The talk of a new Marshall Plan raises the hope that the international community is serious about Haiti and its long-term needs.

The massive response of the international community to the devastating earthquake has been directed towards saving lives and providing immediate relief to the victims. This will continue for some time. However, even at this stage it is necessary to think about the measures required to rebuild the Haitian economy, put its people back to work and provide a more hopeful future.

Given the scale of the damage and disruption, social and economic recovery in Haiti will take time. The government must be given the policy space necessary to undertake the reforms and adjustments needed to bring back a semblance of normalcy and create a viable economy. It will also need massive investments, which will depend on multilateral funding along the lines of the Marshall Plan, as has recently been suggested by IMF head Dominique Strauss-Kahn.

The Marshall Plan is all too readily evoked in the wake of large-scale disasters. But the parallel is particularly apposite for Haiti, given the scale of the devastation, the potential for political instability if recovery fails to take hold, and the prolonged period of reconstruction that will inevitably engage the international community. Moreover, given that close international involvement prior to the earthquake had failed to establish a viable development path for one of the world’s poorest countries, talk of a new Marshall Plan raises the hope that this time around, the international community is serious about Haiti and its long-term needs.

Vicious cycle

A good starting point for the long-term objective is an immediate cancellation of Haiti’s $1 billion external debt, a crippling legacy of years of dictatorships and mismanagement, augmented in recent years by recurrent natural disasters. The United Nations Conference on Trade And Development (UNCTAD) has estimated that natural disasters add an average 24 percentage points to the debt-to-GDP ratio in the three years that follow such an event. Shocks on such a scale can lead to a vicious cycle of economic distress, external borrowing, burdensome debt servicing, and insufficient investment to mitigate future shocks. Marshall was concerned with just such a vicious cycle gripping post-war Europe. It has been a constraint on Haitian development for over two centuries.

Despite having benefited from debt relief in 2009, Haiti was still at high risk of debt distress prior to the earthquake, thanks in large part to the successive external shocks that hit the country over the past decade.

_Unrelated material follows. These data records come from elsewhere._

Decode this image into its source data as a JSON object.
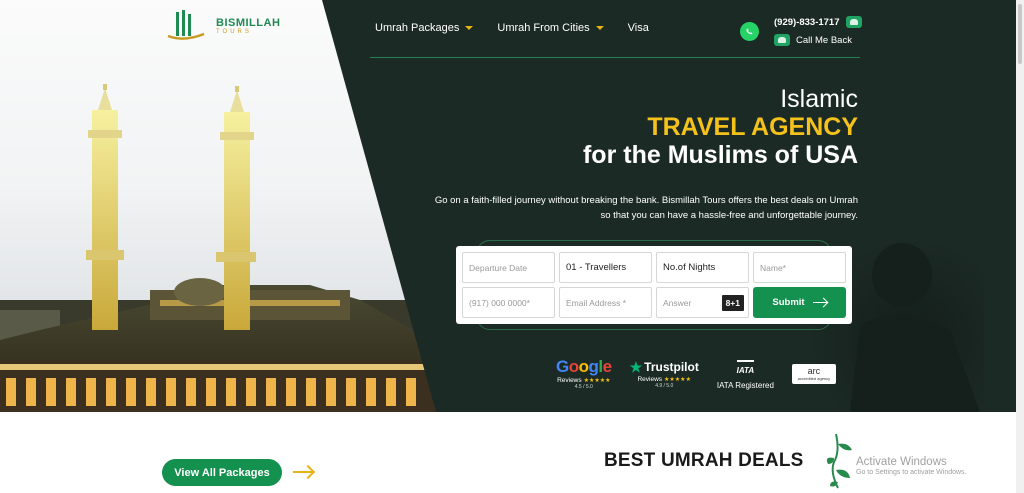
{
  "brand": {
    "name": "BISMILLAH",
    "sub": "TOURS"
  },
  "nav": [
    {
      "label": "Umrah Packages",
      "dropdown": true
    },
    {
      "label": "Umrah From Cities",
      "dropdown": true
    },
    {
      "label": "Visa",
      "dropdown": false
    }
  ],
  "contact": {
    "phone": "(929)-833-1717",
    "callback": "Call Me Back"
  },
  "hero": {
    "line1": "Islamic",
    "line2": "TRAVEL AGENCY",
    "line3": "for the Muslims of USA",
    "intro": "Go on a faith-filled journey without breaking the bank. Bismillah Tours offers the best deals on Umrah so that you can have a hassle-free and unforgettable journey."
  },
  "form": {
    "departure_placeholder": "Departure Date",
    "travellers_value": "01 - Travellers",
    "nights_value": "No.of Nights",
    "name_placeholder": "Name*",
    "phone_placeholder": "(917) 000 0000*",
    "email_placeholder": "Email Address *",
    "answer_placeholder": "Answer",
    "captcha": "8+1",
    "submit_label": "Submit"
  },
  "badges": {
    "google_letters": [
      "G",
      "o",
      "o",
      "g",
      "l",
      "e"
    ],
    "google_sub": "Reviews",
    "google_score": "4.5 / 5.0",
    "trustpilot_name": "Trustpilot",
    "trustpilot_sub": "Reviews",
    "trustpilot_score": "4.9 / 5.0",
    "iata_logo": "IATA",
    "iata_text": "IATA Registered",
    "arc_name": "arc",
    "arc_sub": "accredited agency"
  },
  "bottom": {
    "view_all": "View All Packages",
    "deals_title": "BEST UMRAH DEALS"
  },
  "windows_notice": {
    "title": "Activate Windows",
    "subtitle": "Go to Settings to activate Windows."
  },
  "colors": {
    "brand_green": "#14904f",
    "accent_gold": "#f4c21a",
    "panel_dark": "#1c2a25"
  }
}
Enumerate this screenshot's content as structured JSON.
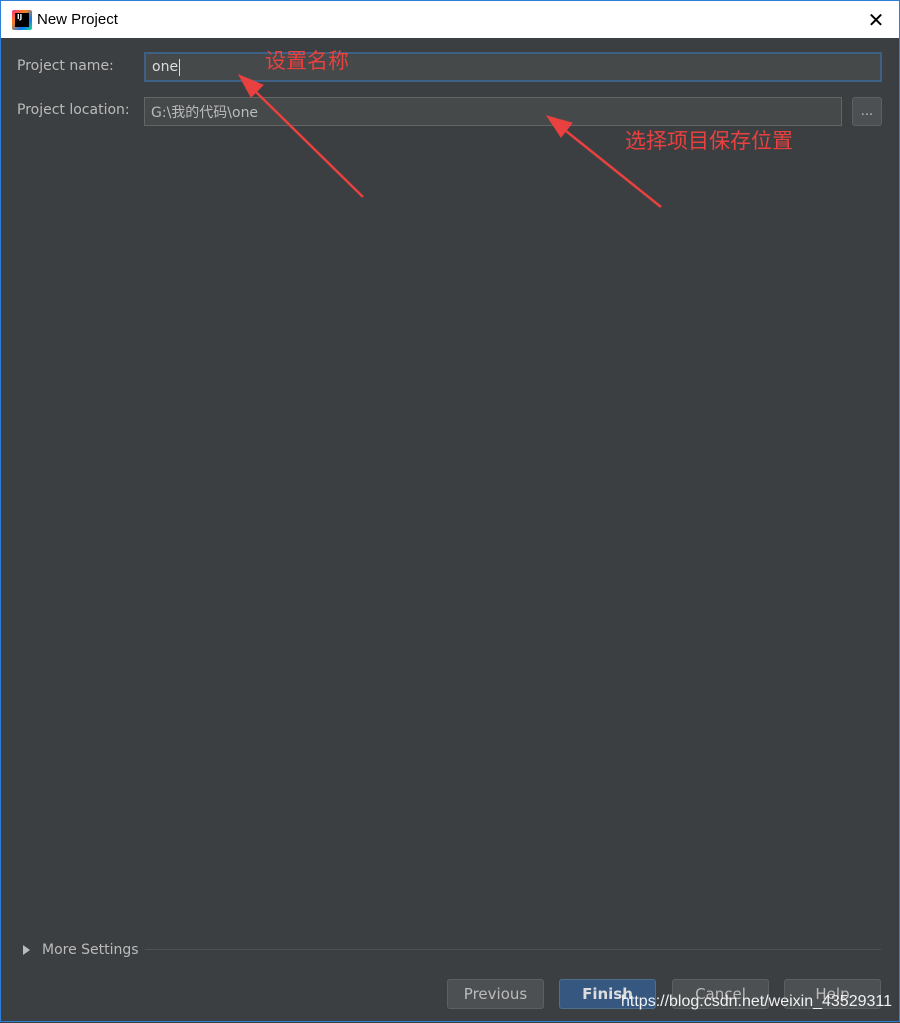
{
  "window": {
    "title": "New Project",
    "close_glyph": "✕",
    "app_icon_text": "IJ"
  },
  "form": {
    "name_label": "Project name:",
    "name_value": "one",
    "location_label": "Project location:",
    "location_value": "G:\\我的代码\\one",
    "browse_label": "..."
  },
  "annotations": {
    "name_note": "设置名称",
    "location_note": "选择项目保存位置",
    "color": "#e8413f"
  },
  "more_settings": {
    "label": "More Settings"
  },
  "buttons": {
    "previous": "Previous",
    "finish": "Finish",
    "cancel": "Cancel",
    "help": "Help"
  },
  "watermark": "https://blog.csdn.net/weixin_43529311",
  "colors": {
    "background": "#3c3f41",
    "input_bg": "#45494a",
    "focus_border": "#3d6185",
    "primary_button": "#365880",
    "text": "#bbbbbb"
  }
}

Considering the large direct cost of the earthquake (conservative estimates put this at 15 per cent of GDP) and the lack of any meaningful national capacity to service its own debt, in the absence of radical action by the international community a new debt crisis is all but assured, along with any hope of sustainable recovery.

The way to proceed is to declare an immediate moratorium on debt servicing, followed by its cancellation as quickly as possible. Several countries that were hit by the tsunami of December 2004 benefited from a debt moratorium on bilateral Paris Club loans.

It was encouraging to see that soon after the earthquake, several of Haiti’s bilateral creditors announced a similar initiative. However, a significant part of Haiti’s outstanding debt is owed to multilateral creditors (primarily the Inter-American Development Bank). To the extent that these institutional lenders do not have the resources or mandate to fully and unilaterally cancel Haiti’s debt obligations, their membership will need to provide the requisite political and financial support.

It will be equally important, as assistance shifts from emergency aid to development financing, that continued multilateral support takes the form of grants and not loans, in order to avoid any future build-up of new debt as recovery gets under way.

Discussing the technicalities of long-term debt sustainability may seem premature in the face of the immediate human suffering. But cancelling the debt would serve not only to break with past development practice but also to signal the intention of the international community to stay engaged with Haiti over the longer haul. Indeed, if past experience with such disasters is any guide, the big challenge will be to connect relief and recovery efforts to the creation of an institutional framework capable of fashioning an inclusive national agenda that is not only broader and longer-term than in the past, but also able to repair trust in public institutions and authority.

A sustainable recovery will also depend on the revival and creation of state capacities to handle public finance, implement an emergency housing programme, create jobs and strengthen public security. The large financing gap — several billions of dollars annually for the foreseeable future — means that the involvement of the international community will be essential and unavoidable, but it is imperative that local capacities are mobilised as quickly as possible and that local ownership of the policy agenda is guaranteed from the outset. This last point was also a key feature of the Marshall Plan, but one that has tended to be overlooked in recent decades or obscured by the language of “absorptive capacity,” “good governance,” and so forth.

Marshall recognised that sensitivity to complex and cumulative economic and political forces was key to any long-term reconstruction effort when he called for a policy for Europe “directed against hunger, poverty, desperation and chaos” and aimed at “the revival of a working economy so as to permit the emergence and social conditions in which free institutions can exist”. Haiti needs its own George Marshall, and soon.